Alice In Chains returned to Glasgow last Friday, playing the O2 Academy for the second time since recruiting new lead singer William DuVall.

New album The Devil Put Dinosaurs Here might have only been released in May but any mention of it was notably absent – in fact, DuVall and co. didn’t say much at all. Largely low-key in how they were dressed – save for guitarist Jerry Cantrell wearing a kilt – and often silhouetted by the large LED screens situated behind them, the band had no intention of bantering with the audience or screwing around.

They came to play sludgy, fuzzy heavy metal – and for almost two hours that’s exactly what they did.

The crowd needed little encouraging drowning them out during the roaring chrous of opener ‘Rain When I Die’. When they weren’t being outdone by their own fans in the volume stakes Alice In Chains sounded as great as they did in the Layne Staley days.
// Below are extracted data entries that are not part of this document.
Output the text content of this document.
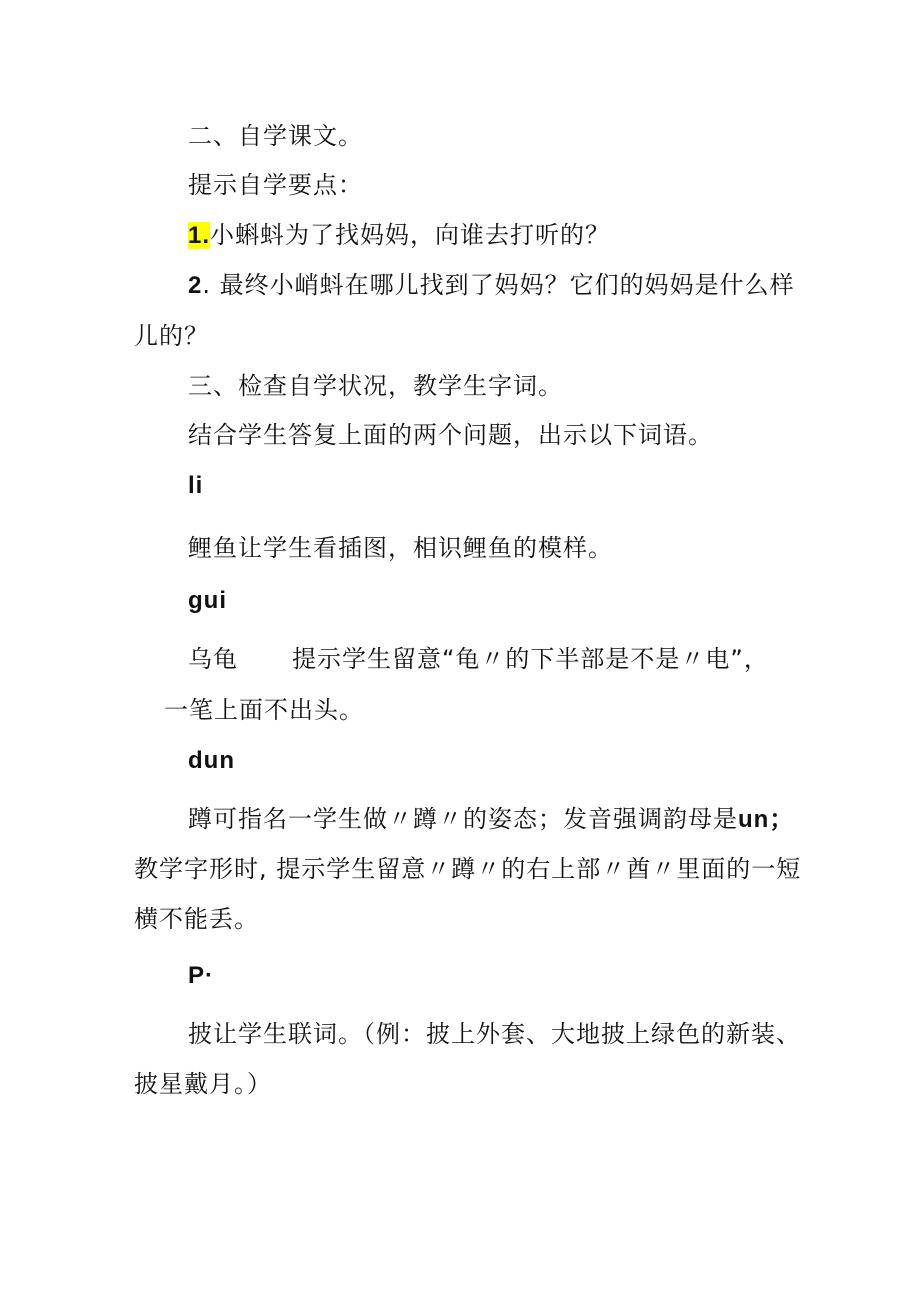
二、自学课文。
提示自学要点：
1.小蝌蚪为了找妈妈，向谁去打听的？
2. 最终小峭蚪在哪儿找到了妈妈？它们的妈妈是什么样
儿的？
三、检查自学状况，教学生字词。
结合学生答复上面的两个问题，出示以下词语。
li
鲤鱼让学生看插图，相识鲤鱼的模样。
gui
乌龟 提示学生留意“龟〃的下半部是不是〃电”，
一笔上面不出头。
dun
蹲可指名一学生做〃蹲〃的姿态；发音强调韵母是un；
教学字形时, 提示学生留意〃蹲〃的右上部〃酋〃里面的一短
横不能丢。
P·
披让学生联词。（例：披上外套、大地披上绿色的新装、
披星戴月。）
DuVall sounds spookily similar to the original frontman, perhaps a little less tense. Nevertheless, he was able to match Staley’s raw vocal power on ‘Them Bones’ and ‘Man In The Box’.

Perhaps owing to their raw, underproduced sound, there isn’t much that separates an Alice In Chains live performance of 2013 from the recordings of the Nineties. Cantrell’s guitar, occasionally assisted by DuVall on backing duties, is as alive as ever. On almost every song, he switched from harder, grungier chords to electrified solo micro-explosions off the cuff, as if it was no big deal. My ears say otherwise.

After an hour and a quarter of playing the band took their leave, returning for not one but two encores of both newer material and older material, including the almost obligatory ‘Would?’. They rounded off with the mellow, dream-like ‘Rooster’. Written by Cantrell about his father’s time serving in the army, the opening line, a drawn-out drawl of “Ain’t found a way to kill me yet”, seems apt for a band demonstrating remarkable staying power.

The setlist could have used some energising. Exciting and powerful at the start, the energy dipped a little towards the midpoint as the band opted for slower songs like the acoustically-flavoured ‘Nutshell‘ and the buzzing trudge of ‘Grind’.

Perhaps padding out the second half with some of the bigger songs of the first half might have done the trick. Make no mistake – the band haven’t lost it. They’ve still got their amazing fuzzy groove and DuVall’s vocal delivery do the songs a great service. Newer songs such as Hollow and Voices made the setlist, both from The Devil Put Dinosaurs Here, but they slotted smoothly into place amongst older, more renowned tracks.

It just wasn’t quite balanced enough.